Bank of America recently posted on its Twitter feed a survey on the investing behavior of millennials with assets over $1 million. The survey found millennials to be almost “perfectly at odds with their stereotypical depiction.” What emerged was the picture of a generation that is ambitious, entrepreneurial and wants to work with others who understand their unique needs. They also like to be in control and have a healthy dose of skepticism about our institutions. Of particular interest to us at Hillenby, however, was a chart called “Sources of Information." Wisely, whoever designed the survey for Bank of America wanted to understand what channels of communication millennials prefer. As the author of the report points out: “millennials aren’t beholden to the Internet. Social media and blogs are among their least commonly used sources for financial and investment information.” In fact, television broadcasts, newspapers, magazines and general interest websites reign supreme.

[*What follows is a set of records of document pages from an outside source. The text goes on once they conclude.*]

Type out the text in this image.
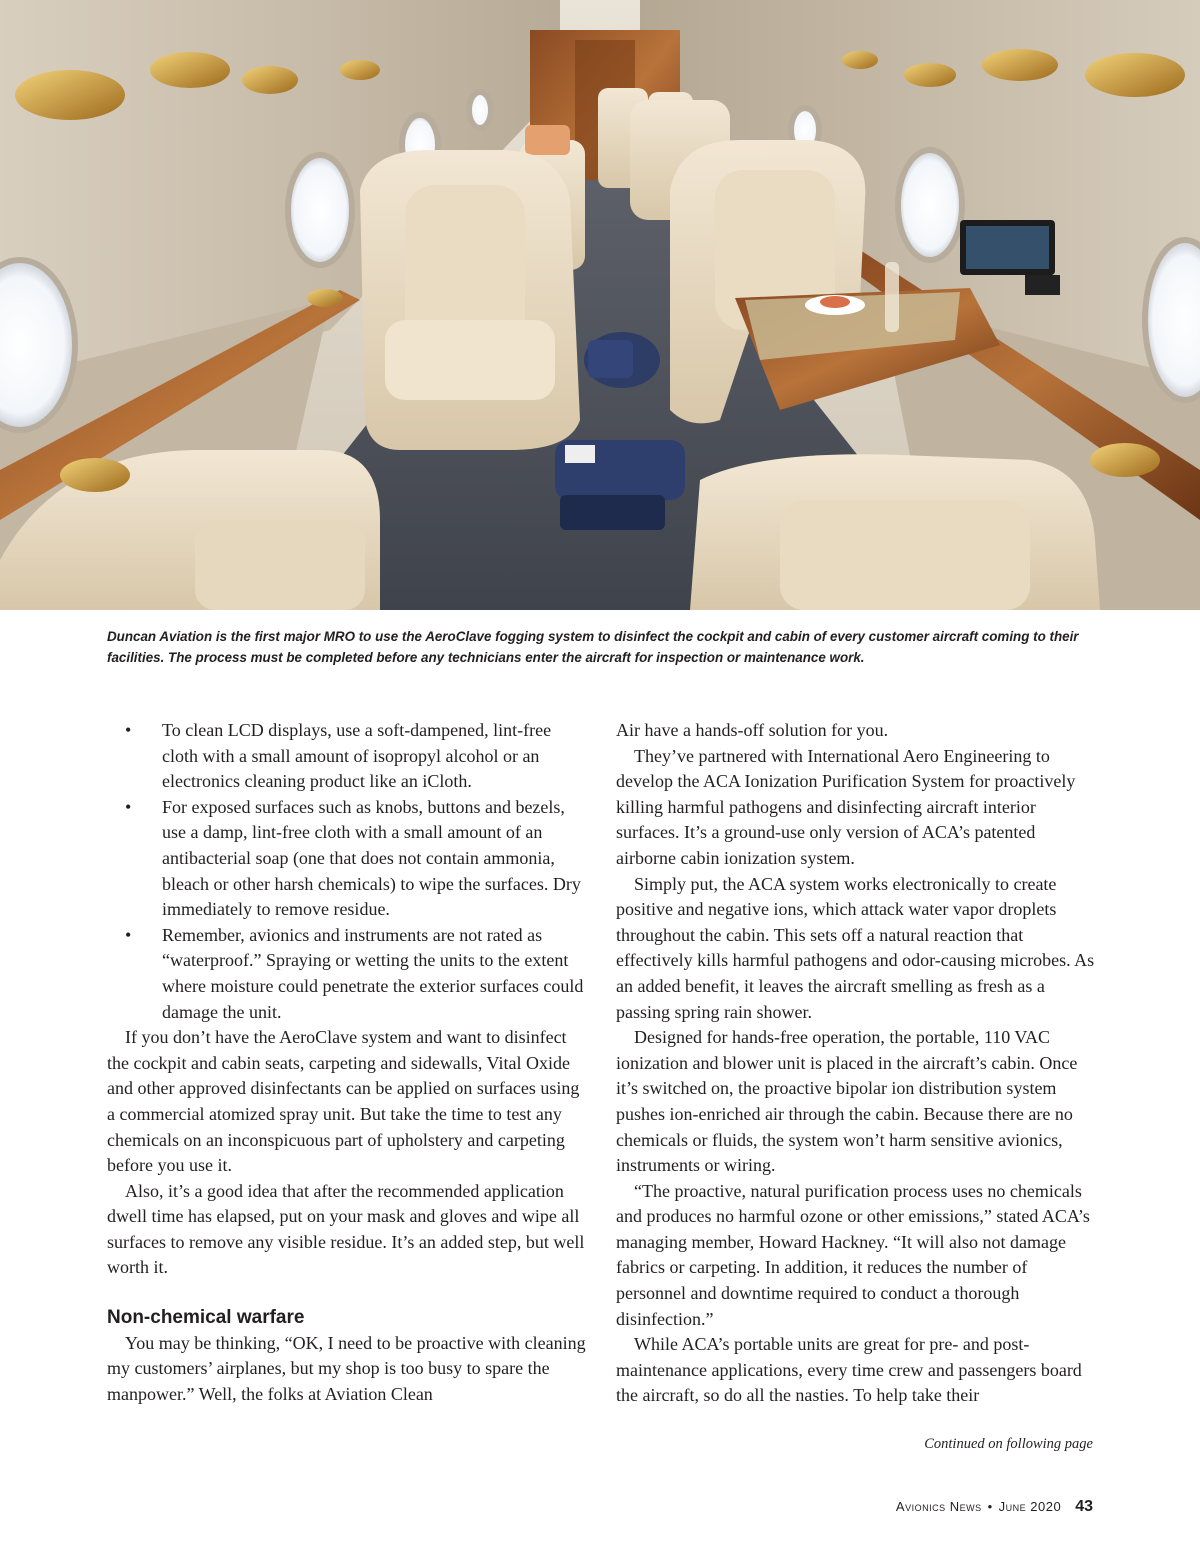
Duncan Aviation is the first major MRO to use the AeroClave fogging system to disinfect the cockpit and cabin of every customer aircraft coming to their facilities. The process must be completed before any technicians enter the aircraft for inspection or maintenance work.
• To clean LCD displays, use a soft-dampened, lint-free cloth with a small amount of isopropyl alcohol or an electronics cleaning product like an iCloth.
• For exposed surfaces such as knobs, buttons and bezels, use a damp, lint-free cloth with a small amount of an antibacterial soap (one that does not contain ammonia, bleach or other harsh chemicals) to wipe the surfaces. Dry immediately to remove residue.
• Remember, avionics and instruments are not rated as “waterproof.” Spraying or wetting the units to the extent where moisture could penetrate the exterior surfaces could damage the unit.

If you don’t have the AeroClave system and want to disinfect the cockpit and cabin seats, carpeting and sidewalls, Vital Oxide and other approved disinfectants can be applied on surfaces using a commercial atomized spray unit. But take the time to test any chemicals on an inconspicuous part of upholstery and carpeting before you use it.

Also, it’s a good idea that after the recommended application dwell time has elapsed, put on your mask and gloves and wipe all surfaces to remove any visible residue. It’s an added step, but well worth it.

Non-chemical warfare

You may be thinking, “OK, I need to be proactive with cleaning my customers’ airplanes, but my shop is too busy to spare the manpower.” Well, the folks at Aviation Clean

Air have a hands-off solution for you.

They’ve partnered with International Aero Engineering to develop the ACA Ionization Purification System for proactively killing harmful pathogens and disinfecting aircraft interior surfaces. It’s a ground-use only version of ACA’s patented airborne cabin ionization system.

Simply put, the ACA system works electronically to create positive and negative ions, which attack water vapor droplets throughout the cabin. This sets off a natural reaction that effectively kills harmful pathogens and odor-causing microbes. As an added benefit, it leaves the aircraft smelling as fresh as a passing spring rain shower.

Designed for hands-free operation, the portable, 110 VAC ionization and blower unit is placed in the aircraft’s cabin. Once it’s switched on, the proactive bipolar ion distribution system pushes ion-enriched air through the cabin. Because there are no chemicals or fluids, the system won’t harm sensitive avionics, instruments or wiring.

“The proactive, natural purification process uses no chemicals and produces no harmful ozone or other emissions,” stated ACA’s managing member, Howard Hackney. “It will also not damage fabrics or carpeting. In addition, it reduces the number of personnel and downtime required to conduct a thorough disinfection.”

While ACA’s portable units are great for pre- and post-maintenance applications, every time crew and passengers board the aircraft, so do all the nasties. To help take their

Continued on following page
Avionics News • June 2020 43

This is another surprising insight, right? Actually, it shouldn’t be. One of the five parts of the Hillenby Influence Model is to understand which communications channels are used most by a given target audience. Because of the nature of our work and clients, and the fact that we like to target our audiences very narrowly in our programs, we often focus our efforts on political and financial elites. In survey after survey, we’ve found exactly what Bank of America found – traditional news sources are still incredibly important to elite audiences.

Here’s the takeaway: Social media of course shouldn’t be neglected. Its adoption and usage is growing every day and at a far faster rate than traditional media. But don’t let the buzz of what’s new, or what you might believe in your gut, distract from using a disciplined approach to uncovering what really works. Effective strategic communications programs, ideally, should be grounded in research. If yours are, and you’re targeting political and financial elites from any generation, then you won’t be surprised by much, including the fact that traditional media is still alive and well.